When you take your child to any of Hartford’s four city pools, you’ll now have an extra set of eyes.

Surveillance cameras have been installed at the pools. The hope is to help combat another problem officers see throughout the summer months. The problem is kids are sneaking in after hours, jumping the fence and getting into the pools.

But what the surveillance cameras really hope to prevent is a drowning while no one is watching.

Surveillance video of teens sneaking into Pope Park pool in Hartford after-hours shows a group somehow getting inside the pool area and jumping in the water.

It’s something Shanchia Gabriel has seen for herself.

“A bunch of kids in the pool and it was after hours and there was no one here and I’m like who do you call with a situation like that,” said Gabriel.

The answer? Police. In fact, police are getting calls about a dozen times a week about incidents like this.

“That is the definitely that’s just kids having fun – at the same time at this very pool about 10 years ago, we did have a drowning of a 12-year-old so it was very sad for the entire city, for the entire community was impacted by it,” said Deputy Chief Brian Foley of the Hartford Police Department.

Police don’t want that to ever happen again.

So now, Hartford’s four public pools – at Goodwin, Keeney, Colt and Pope Park – are equipped with surveillance cameras, installed last week.
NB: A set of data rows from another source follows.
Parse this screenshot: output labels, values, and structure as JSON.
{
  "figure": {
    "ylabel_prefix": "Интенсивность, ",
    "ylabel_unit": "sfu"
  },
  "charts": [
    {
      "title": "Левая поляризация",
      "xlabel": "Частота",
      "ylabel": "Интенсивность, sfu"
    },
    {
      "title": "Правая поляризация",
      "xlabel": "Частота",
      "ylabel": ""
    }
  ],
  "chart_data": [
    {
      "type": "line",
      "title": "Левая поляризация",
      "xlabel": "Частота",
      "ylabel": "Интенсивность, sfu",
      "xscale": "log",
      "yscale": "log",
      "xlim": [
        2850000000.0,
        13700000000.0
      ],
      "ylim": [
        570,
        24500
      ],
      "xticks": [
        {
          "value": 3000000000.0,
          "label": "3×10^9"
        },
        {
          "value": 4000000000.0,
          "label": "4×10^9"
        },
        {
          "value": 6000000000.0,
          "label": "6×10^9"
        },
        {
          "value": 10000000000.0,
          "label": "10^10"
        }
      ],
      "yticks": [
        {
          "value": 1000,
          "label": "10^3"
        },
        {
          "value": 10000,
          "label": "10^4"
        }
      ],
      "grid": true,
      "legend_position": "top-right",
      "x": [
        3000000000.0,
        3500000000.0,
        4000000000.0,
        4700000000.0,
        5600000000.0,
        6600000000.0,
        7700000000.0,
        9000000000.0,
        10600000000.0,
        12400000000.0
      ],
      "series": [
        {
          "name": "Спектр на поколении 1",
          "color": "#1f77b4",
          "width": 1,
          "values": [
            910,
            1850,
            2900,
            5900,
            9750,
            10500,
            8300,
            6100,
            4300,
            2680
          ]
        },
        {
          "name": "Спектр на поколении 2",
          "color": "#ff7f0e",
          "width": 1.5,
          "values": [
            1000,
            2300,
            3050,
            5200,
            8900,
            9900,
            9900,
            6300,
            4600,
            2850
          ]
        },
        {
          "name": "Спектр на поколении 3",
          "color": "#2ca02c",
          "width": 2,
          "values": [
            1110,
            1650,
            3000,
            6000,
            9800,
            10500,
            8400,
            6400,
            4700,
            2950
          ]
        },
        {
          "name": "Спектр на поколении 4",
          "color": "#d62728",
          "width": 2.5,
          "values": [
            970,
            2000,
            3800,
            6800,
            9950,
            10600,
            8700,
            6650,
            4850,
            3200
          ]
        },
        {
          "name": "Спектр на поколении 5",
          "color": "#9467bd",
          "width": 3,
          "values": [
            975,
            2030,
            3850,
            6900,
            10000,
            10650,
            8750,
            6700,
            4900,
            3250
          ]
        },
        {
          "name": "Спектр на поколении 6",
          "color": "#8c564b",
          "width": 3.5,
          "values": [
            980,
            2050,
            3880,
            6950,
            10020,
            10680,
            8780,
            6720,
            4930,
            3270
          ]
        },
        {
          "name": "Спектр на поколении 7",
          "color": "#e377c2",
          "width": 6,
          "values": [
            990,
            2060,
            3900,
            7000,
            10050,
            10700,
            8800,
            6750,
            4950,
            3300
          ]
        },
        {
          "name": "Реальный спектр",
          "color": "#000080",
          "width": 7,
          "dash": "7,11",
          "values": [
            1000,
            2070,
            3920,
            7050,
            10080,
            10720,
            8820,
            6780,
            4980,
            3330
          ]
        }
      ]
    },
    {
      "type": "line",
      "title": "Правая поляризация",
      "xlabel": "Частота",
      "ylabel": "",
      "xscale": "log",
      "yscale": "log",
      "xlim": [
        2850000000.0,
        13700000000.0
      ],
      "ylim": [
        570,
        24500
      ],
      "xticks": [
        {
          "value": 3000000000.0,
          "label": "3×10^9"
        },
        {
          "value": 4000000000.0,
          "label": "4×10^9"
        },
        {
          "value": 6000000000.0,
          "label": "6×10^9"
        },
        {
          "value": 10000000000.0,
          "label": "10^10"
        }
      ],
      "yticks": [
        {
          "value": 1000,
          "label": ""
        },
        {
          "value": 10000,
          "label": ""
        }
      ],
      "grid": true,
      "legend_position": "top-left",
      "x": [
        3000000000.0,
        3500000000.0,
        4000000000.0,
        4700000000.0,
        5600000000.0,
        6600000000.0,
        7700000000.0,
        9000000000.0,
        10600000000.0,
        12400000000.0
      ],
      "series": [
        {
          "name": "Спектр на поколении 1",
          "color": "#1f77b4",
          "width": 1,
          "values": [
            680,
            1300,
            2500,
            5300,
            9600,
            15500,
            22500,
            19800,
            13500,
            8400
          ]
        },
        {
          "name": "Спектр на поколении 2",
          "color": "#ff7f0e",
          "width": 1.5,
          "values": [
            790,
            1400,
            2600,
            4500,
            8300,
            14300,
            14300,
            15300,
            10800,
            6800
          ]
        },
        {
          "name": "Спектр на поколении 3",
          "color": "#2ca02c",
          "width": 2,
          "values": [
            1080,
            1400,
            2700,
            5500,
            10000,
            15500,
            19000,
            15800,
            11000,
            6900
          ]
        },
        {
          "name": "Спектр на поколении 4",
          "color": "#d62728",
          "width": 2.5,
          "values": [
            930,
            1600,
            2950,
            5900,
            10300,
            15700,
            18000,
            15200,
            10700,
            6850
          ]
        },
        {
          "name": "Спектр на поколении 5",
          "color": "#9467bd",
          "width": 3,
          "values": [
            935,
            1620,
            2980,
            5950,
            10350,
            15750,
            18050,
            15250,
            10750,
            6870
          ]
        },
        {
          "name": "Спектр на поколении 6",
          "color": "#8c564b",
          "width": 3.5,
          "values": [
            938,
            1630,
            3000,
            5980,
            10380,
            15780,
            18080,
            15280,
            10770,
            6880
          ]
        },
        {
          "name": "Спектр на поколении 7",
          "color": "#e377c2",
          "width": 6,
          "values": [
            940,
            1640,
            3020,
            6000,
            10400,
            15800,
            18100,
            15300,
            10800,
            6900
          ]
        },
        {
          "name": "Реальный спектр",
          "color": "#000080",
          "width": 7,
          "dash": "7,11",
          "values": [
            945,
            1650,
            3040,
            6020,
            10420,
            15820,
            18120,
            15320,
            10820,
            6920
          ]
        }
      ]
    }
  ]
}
If anyone trespasses, it automatically alerts the dispatch center.

“It’s a silent alarm,” Foley explained. “So the dispatchers when they hear an alarm, if they want to, they can actually look at the pools themselves and let the officers who are arriving know what’s going on.”

For Gabriel, the hope is the new surveillance camera system will prevent an accident.

“I would hate to get the phone call that you know your child has drowned and there’s nothing that could’ve been done,” said Gabriel.

And there are about four to five cameras installed at each of the city’s pools.